The field AlarmActions It is the one that defines what service or action is executed when the metric condition is met (in this case an SNS is executed).
Second, the Dashboard has a way of being defined, usually in a dashboard.js and then a .json widget. In a Dashboard there can be N widgets, each reflecting a different alarm. Let's look at an example:
📌 Fact: You can view the metric information by selecting it in the panel and going to the tab Origin.

The panels/dashboards are viewed as follows:

Perfect, now you know how to define and also what path to follow each time you want to monitor a resource in AWS. But I know that all the help works, so prepare a repository with an example structure, where you can consult how to reference in serverless.yml for example and how to manage environment variables such as mail or arn in different environments.
https://github.com/JazminTrujilloEyzaguirre/CloudWatch_ProjectExample
✅ Last data: Alarms can be defined in the same project where you have your resources, for example your application, with your lambdas or your step functions, or you can also have a separate project just for alarms, since these are referred to by name or arns.
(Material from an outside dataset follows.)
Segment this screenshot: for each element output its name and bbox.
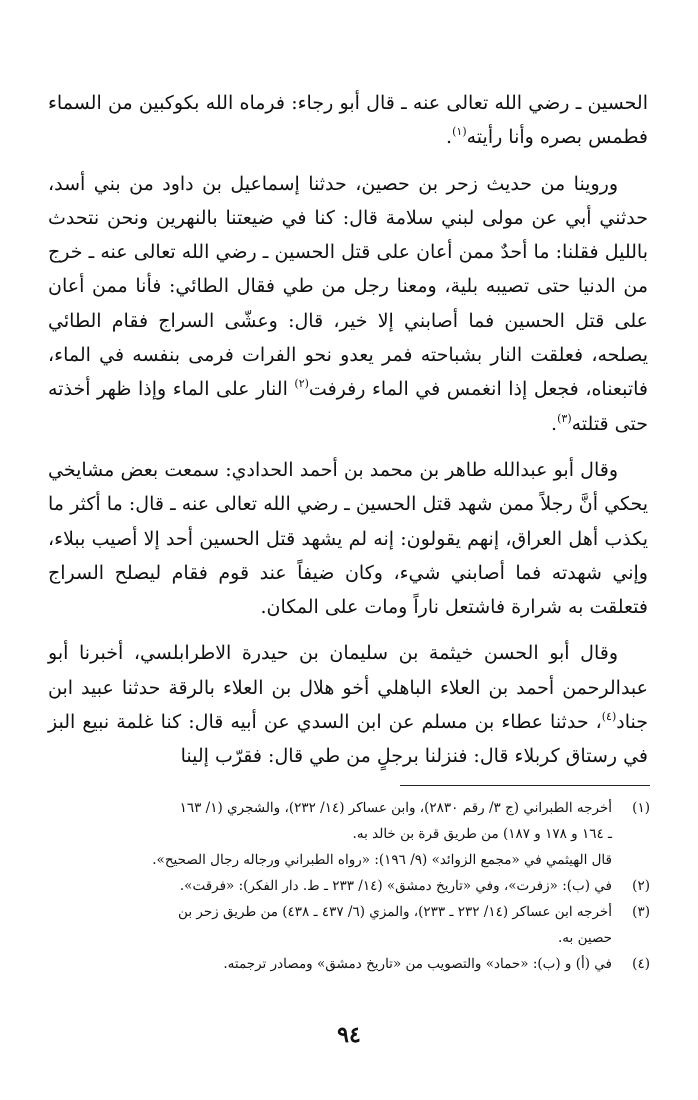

This will give you order and help you not to overload your projects.
Finally, these alarms create and integrate the SNS service, which allows you to add emails in which we will receive alarm notifications, for this you must view them on the console.

In Themes you can view all the topics that have been created.

Once located, make sure that the email you added is in the section Subscriptions. But to receive notifications you must subscribe from an email that will arrive similar to this:

The notifications you should expect when your alarm goes off will be of this type:

Each resource handles the metric alarm in a unique way, although similar at first glance. I hope this example helped you, that you know where to start if you have a particular need, but if you still have doubts... Write to us! We can't wait to help you.